La società di analisi e ricerche di mercato SWG ha condotto uno studio sul pensiero degli italiani sull’accesso ad Internet, su quanto sanno dei servizi digitali e quanto usano i…

Cosa pensano gli Italiani sull’accesso ad Internet

Cosa pensano gli Italiani sull’accesso ad Internet

La società di analisi e ricerche di mercato SWG ha condotto uno studio sul pensiero degli italiani sull’accesso ad Internet, su quanto sanno dei servizi digitali e quanto usano i servizi online offerti dalla Pubblica amministrazione.

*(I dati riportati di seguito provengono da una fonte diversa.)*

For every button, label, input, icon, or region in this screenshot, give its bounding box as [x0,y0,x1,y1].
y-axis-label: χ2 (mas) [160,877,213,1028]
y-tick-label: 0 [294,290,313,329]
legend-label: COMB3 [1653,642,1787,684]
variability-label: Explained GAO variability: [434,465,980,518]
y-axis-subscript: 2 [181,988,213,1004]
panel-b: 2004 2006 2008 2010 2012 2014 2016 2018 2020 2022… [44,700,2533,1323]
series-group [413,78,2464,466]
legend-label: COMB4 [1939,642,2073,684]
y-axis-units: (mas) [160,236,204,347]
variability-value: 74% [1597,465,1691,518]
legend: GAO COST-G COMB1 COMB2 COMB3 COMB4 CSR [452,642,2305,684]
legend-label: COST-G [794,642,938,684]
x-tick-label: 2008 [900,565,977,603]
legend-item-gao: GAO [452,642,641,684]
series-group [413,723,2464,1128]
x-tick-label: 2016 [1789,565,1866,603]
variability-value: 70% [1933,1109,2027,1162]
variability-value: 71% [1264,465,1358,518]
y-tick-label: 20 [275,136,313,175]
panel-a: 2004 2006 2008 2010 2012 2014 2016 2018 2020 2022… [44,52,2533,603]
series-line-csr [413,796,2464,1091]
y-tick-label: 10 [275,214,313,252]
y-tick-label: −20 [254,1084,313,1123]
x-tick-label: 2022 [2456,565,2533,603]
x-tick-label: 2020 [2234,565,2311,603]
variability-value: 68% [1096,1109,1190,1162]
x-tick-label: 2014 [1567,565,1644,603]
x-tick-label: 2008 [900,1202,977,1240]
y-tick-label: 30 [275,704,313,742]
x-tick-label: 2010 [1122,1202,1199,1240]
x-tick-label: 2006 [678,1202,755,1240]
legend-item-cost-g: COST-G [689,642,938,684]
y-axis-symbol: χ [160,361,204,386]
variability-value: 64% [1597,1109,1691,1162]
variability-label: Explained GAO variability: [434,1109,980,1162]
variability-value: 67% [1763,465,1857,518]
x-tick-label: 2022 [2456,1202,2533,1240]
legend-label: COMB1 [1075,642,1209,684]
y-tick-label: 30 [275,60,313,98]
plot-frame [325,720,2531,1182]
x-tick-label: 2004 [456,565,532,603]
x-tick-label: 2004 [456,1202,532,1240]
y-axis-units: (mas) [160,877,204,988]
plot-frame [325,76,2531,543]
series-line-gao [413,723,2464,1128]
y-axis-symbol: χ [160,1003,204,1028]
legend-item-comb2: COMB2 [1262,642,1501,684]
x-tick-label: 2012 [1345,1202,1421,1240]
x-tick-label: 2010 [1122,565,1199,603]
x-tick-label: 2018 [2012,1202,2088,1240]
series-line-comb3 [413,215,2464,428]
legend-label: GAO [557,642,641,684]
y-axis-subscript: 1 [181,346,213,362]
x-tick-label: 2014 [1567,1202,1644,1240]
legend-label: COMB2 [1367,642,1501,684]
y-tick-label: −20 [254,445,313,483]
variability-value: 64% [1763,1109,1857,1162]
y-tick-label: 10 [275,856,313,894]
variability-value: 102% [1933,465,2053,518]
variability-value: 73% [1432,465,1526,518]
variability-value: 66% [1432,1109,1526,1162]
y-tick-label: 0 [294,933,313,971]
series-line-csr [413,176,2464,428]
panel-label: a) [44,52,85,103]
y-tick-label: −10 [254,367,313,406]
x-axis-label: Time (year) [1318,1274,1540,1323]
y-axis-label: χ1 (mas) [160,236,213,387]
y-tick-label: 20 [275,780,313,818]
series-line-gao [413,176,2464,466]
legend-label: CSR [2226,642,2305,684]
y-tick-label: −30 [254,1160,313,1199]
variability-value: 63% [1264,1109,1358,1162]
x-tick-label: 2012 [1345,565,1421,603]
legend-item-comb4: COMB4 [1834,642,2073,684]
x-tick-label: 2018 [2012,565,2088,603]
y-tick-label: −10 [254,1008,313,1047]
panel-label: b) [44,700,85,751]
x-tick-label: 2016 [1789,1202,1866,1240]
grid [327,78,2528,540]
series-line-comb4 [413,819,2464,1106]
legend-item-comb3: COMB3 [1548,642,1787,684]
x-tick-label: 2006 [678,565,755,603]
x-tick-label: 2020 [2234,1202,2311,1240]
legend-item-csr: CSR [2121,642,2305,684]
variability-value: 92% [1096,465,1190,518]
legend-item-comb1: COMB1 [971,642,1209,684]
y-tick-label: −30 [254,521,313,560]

La ricerca ha evidenziato come per il 44% degli Italiani, quasi la metà della popolazione, la connessione alla rete internet è diventata un bene primario come l’acqua, luce e gas. Per poco oltre la metà degli italiani, il 51%, il web è fondamentale per lo sviluppo economico, culturale e sociale delle persone, mentre il 41% ritiene che l’accesso a internet sia in grado di migliorare la vita.

Ma lo studio ha anche evidenziato un dato allarmante sull’utilizzo reale della rete. 4 su 10 intervistati hanno detto di non aver usato Internet negli ultimi tre mesi e solo 1 su 5 intervistati, quindi il 14%, ritiene la propria conoscenza del mezzo scarsa. Un dato questo che la dice lunga sull’effettivo impiego della rete. Inoltre, solo il 41% ritiene di avere le competenze sufficienti per sfruttare la Rete al meglio, con il 35% che ritiene di aver bisogno di conoscere meglio questo importante mezzo.

L’Italia è il primo paese in Europa per il numero di servizi che la Pubblica Amministrazione rende disponibile ma allo stesso tempo è l’ultima per loro utilizzo, anche se un buon 29% tali servizi non vengono utilizzati perchè organizzati male e sono faticosi dal punto di vista della fruibilità. Dato sull’utilizzo dei servizi che è in linea con il fatto che soltanto 4 su 10 intervistati, ossia il 39%, sono abituati ad utilizzare i servizi in rete.

L’analisi ha anche riguardato cosa pensano gli Italiani sull’importanza di attrezzare le scuole con lavagne digitali e tablet. Il risultato è stato che il 35% lo ritiene abbastanza importante mentre il 22% poco. Dato che è in linea con quanto sta accadendo nel mondo della scuola dove, con alcuni progetti pilota, da alcuni mesi si sta cercando di digitalizzare le scuole di alcune realtà locali, che prevedono la dotazioni agli studenti di tablet per sostituire i vecchi libri di carta, e se funzioneranno saranno estesi a le restanti scuole del paese.